A vulnerability was discovered in Halulu simple-download-button-shortcode Plugin version 1.0 for WordPress, identified as CVE-2012-10016. The vulnerability was disclosed on September 17, 2012, affecting the Download Handler component, specifically the simple-download-button_dl.php file. This security issue allows remote attackers to access sensitive information through manipulation of the file parameter (NVD).

The vulnerability is classified with a CVSS v3.1 Base Score of 7.5 (HIGH) with the vector string CVSS:3.1/AV:N/AC:L/PR:N/UI:N/S:U/C:H/I:N/A:N. The issue stems from insufficient validation in the file parameter handling within the Download Handler component, which could lead to information disclosure. The vulnerability is categorized under CWE-200 (Exposure of Sensitive Information to an Unauthorized Actor) (NVD).

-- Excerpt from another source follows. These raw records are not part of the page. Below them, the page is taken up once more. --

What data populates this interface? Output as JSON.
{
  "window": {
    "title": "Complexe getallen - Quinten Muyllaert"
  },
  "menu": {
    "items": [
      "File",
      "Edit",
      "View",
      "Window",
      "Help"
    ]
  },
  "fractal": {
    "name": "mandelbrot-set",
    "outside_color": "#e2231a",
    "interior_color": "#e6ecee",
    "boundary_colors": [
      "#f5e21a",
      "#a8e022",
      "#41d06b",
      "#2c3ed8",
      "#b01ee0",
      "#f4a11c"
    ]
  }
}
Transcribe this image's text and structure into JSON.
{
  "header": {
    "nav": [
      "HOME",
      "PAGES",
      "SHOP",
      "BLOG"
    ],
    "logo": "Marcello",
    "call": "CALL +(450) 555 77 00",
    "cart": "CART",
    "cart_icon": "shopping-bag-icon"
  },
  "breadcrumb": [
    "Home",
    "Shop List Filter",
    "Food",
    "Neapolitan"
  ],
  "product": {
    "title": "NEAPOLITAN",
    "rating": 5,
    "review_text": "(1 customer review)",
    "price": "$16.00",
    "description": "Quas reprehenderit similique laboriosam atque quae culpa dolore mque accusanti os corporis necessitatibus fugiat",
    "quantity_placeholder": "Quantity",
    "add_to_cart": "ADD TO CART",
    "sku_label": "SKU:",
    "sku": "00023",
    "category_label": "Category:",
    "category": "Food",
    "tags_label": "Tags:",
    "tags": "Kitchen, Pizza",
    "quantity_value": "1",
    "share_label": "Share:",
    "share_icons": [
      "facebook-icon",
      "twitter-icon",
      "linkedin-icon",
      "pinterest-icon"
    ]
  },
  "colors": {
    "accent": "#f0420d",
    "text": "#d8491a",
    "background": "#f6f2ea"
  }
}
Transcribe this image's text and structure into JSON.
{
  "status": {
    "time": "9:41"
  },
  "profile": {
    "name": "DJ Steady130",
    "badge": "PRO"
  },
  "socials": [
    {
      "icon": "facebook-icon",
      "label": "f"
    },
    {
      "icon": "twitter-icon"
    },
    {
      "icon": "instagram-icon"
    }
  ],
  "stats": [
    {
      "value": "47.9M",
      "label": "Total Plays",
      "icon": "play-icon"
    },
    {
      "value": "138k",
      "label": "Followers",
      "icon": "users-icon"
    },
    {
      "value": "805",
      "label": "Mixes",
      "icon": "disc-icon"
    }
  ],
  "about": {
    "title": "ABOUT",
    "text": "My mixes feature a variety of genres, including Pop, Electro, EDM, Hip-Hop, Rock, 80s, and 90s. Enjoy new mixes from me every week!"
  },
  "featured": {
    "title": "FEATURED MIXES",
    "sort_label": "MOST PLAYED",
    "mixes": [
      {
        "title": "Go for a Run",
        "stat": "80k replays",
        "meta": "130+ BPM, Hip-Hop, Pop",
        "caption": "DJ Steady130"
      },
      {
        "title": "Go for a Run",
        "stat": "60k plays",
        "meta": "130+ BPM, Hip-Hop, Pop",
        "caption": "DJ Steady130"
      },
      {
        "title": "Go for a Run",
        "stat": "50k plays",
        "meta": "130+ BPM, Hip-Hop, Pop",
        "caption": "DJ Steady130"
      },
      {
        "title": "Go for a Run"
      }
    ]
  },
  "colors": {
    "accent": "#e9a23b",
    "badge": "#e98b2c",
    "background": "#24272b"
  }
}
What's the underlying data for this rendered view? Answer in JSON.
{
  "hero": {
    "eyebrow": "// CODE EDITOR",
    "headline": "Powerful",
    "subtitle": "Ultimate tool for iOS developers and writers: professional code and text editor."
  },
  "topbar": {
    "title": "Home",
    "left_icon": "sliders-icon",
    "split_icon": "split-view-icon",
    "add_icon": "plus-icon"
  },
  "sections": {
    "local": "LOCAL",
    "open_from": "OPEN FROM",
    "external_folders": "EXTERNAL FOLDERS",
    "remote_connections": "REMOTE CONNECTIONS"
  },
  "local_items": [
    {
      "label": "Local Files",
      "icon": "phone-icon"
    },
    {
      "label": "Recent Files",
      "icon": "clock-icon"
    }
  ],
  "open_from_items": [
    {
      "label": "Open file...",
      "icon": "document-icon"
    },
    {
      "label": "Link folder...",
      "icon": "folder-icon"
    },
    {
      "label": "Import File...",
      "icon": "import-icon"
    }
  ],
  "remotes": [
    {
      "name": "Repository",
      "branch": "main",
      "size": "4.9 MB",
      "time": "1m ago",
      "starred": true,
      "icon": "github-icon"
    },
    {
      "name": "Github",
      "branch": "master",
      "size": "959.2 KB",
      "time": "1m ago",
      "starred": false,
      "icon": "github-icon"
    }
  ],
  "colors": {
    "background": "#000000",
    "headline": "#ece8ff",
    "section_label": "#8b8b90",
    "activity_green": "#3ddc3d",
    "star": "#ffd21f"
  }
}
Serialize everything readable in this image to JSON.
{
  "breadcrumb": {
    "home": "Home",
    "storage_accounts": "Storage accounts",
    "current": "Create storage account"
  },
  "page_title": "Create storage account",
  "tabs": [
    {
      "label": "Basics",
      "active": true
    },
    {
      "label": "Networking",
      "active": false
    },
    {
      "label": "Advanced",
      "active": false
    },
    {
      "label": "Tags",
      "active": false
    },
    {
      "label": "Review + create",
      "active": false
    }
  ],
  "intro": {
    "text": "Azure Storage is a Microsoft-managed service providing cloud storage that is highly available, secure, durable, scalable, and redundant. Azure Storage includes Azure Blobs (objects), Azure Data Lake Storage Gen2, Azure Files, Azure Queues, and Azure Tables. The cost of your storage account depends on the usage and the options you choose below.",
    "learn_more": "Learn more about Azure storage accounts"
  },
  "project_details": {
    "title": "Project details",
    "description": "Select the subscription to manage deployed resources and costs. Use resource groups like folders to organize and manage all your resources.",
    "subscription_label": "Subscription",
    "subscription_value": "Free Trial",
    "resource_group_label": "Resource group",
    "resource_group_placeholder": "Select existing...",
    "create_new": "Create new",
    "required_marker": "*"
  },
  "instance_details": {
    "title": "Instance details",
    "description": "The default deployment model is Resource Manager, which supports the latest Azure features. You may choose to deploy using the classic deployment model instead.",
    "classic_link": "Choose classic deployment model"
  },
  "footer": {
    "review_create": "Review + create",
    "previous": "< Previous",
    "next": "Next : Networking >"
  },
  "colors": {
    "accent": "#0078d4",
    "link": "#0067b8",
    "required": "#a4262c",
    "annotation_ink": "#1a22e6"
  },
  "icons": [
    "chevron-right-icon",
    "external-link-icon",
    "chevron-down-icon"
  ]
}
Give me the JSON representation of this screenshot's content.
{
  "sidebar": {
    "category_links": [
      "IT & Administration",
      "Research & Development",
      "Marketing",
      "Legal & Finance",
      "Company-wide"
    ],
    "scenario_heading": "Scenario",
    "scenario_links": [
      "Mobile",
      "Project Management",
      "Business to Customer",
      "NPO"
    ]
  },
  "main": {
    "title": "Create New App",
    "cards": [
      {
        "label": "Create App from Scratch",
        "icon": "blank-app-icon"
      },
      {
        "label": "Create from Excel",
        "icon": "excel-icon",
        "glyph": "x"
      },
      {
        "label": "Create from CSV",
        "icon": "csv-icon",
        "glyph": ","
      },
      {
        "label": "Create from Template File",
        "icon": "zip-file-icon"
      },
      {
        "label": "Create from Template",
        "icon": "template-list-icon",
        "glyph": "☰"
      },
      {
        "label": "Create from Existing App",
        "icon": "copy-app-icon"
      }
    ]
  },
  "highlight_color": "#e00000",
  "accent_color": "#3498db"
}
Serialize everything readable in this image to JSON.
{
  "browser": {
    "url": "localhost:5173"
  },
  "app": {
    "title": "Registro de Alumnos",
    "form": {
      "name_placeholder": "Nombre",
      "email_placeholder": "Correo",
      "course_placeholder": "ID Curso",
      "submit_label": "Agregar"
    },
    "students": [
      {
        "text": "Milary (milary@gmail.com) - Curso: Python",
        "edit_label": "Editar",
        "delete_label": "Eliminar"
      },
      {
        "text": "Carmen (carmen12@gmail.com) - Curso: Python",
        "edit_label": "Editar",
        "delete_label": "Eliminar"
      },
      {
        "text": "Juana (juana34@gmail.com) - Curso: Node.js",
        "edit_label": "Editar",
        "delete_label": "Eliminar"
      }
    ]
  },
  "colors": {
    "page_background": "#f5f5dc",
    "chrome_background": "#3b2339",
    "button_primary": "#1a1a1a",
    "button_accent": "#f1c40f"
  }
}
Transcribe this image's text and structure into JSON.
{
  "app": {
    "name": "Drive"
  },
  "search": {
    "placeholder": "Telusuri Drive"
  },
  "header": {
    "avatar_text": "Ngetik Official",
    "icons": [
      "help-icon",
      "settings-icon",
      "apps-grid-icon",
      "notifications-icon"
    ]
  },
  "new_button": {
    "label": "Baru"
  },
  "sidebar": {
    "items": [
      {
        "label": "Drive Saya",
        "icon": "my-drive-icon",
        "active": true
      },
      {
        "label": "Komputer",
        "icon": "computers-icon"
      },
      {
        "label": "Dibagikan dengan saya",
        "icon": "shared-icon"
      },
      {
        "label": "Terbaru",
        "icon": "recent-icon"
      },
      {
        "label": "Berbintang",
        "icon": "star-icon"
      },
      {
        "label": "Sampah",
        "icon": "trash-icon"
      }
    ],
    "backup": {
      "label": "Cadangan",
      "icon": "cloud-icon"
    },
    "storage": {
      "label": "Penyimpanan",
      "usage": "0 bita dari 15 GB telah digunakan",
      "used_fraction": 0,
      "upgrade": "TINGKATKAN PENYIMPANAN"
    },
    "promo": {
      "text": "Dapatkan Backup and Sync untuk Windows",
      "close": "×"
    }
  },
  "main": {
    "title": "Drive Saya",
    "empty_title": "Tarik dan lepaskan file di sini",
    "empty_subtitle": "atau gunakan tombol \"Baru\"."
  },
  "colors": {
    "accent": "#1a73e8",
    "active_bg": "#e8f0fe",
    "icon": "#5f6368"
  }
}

The successful exploitation of this vulnerability could lead to unauthorized access to sensitive information. The vulnerability allows attackers to potentially access files through the download handler component, compromising the confidentiality of protected information (NVD).

The vulnerability has been addressed in version 1.1 of the plugin. The fix is identified in commit e648a8706818297cf02a665ae0bae1c069dea5f1. Users are strongly recommended to upgrade to version 1.1 or later to protect against this vulnerability (GitHub Patch).